The penultimate of the 12 children of two peasants Pietro was attracted to the ascetic life from his youth. After his experience in a Benedictine abbey, he turned to contemplation of God in solitude: he went from one hermitage to another and, around the age of thirty, retired to a cave on Mount Morrone (hence the name given to him by his contemporaries). He interrupted his hermitage only to prepare for his ordination to the priesthood, which took place in Rome. After his ordination he resumed his contemplative life on the mountains of Abruzzi.

The fame of his holiness attracted many disciples. For this reason Pietro decided to found a congregation, whose members were originally called “Brothers of the Holy Spirit” (from the name of one of the hermitages he founded) and after the canonization of their founder they were called “Celestines”. Urban IV first approved the new community in 1263, recognizing it as a branch of the Benedictine Order. In the winter of ten years later, in view of the Second Council of Lyons (which aimed, among other things, to limit the proliferation of new religious institutes), Pietro travelled on foot to the French city to speak with Gregory X. The Pope not only confirmed the congregation but asked the saint to celebrate Mass before the other Council Fathers because “no one was more worthy”.

His congregation expanded to about 600 members, including monks and oblates, divided among dozens of monasteries. Pietro, who observed Lent four times a year, led his disciples as long as he could. Around 1280, now in his old age, he entrusted the helm to a confrere and returned to live as a hermit between the Majella and Morrone mountains. It seemed that his earthly life was to end on those mountains, but instead something unthinkable was about to happen. On 4 April 1292 Nicholas IV died and in the same month the Conclave, then composed of only 12 cardinals, met for the election of the new pope. First the divisions among the cardinals, then an epidemic of the plague, which killed one of them, prolonged the conclave out of all proportion: two years later, the pontifical see was still vacant. At that juncture pressure was added from Charles II of Anjou, who needed papal backing for an agreement with the Aragonese king.

Pietro himself wrote to the Dean of the College of Cardinals, prophesying severe divine punishment if they did not hurry to elect the pope. The cardinals finally agreed on his name. They sent messengers to Mount Morrone to obtain Pietro's acceptance. One of them reported that he wore “a coarse cassock” and appeared as an “old man, astonished and hesitant at such unexpected news”. With visible suffering, after hearing that he would commit mortal sin if he refused, the hermit announced that he accepted the honour. On 29 August 1294 he received the papal tiara and assumed the name of Celestine V. His pontificate, immediately influenced by the interference of Charles II of Anjou and some men of the curia who were not interested in eternal goods, lasted only three and a half months.

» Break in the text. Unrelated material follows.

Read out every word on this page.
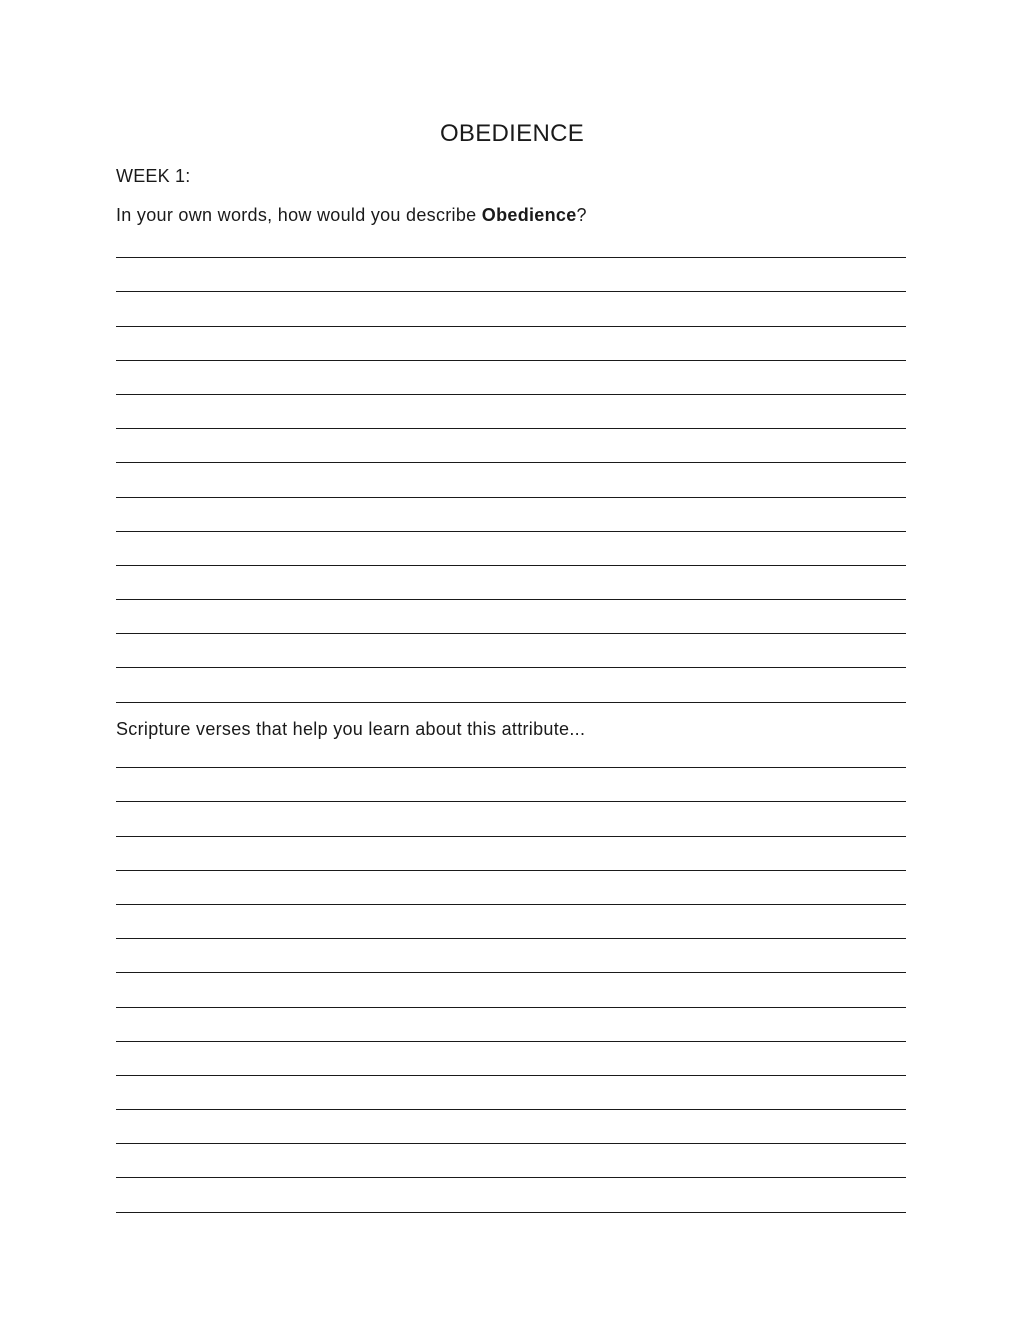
OBEDIENCE
WEEK 1:
In your own words, how would you describe Obedience?
Scripture verses that help you learn about this attribute...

Apart from granting the Celestinian Forgiveness”, an indulgence precursor of the Jubilee, Celestine, dropped at the age of 85 into a situation in which he was out of his depth, made some unfortunate decisions. But he realized the disorder reigning in the Church: “My God, while I reign over souls, here I am losing mine,” he uttered disconsolately. He asked if it was possible under canon law to renounce the Petrine ministry for legitimate reasons. He was told that it was, and on 13 December 1294 he read his renunciation. For this reason many critics have identified in him the character referred to by Dante (“he who made for cowardice the great refusal”), but it is clear that Celestine acted in a spirit of true humility and love for the Church. He lived his last months locked up in a castle, because his successor Boniface VIII feared that his rivals might contest Celestine's abdication and use him for a schism. He returned to the Father's house singing the Psalms. His cause for canonization was initiated by Boniface VIII himself. And it ended - after the testimonials of hundreds of witnesses - under Clement V, who proclaimed him saint in 1313.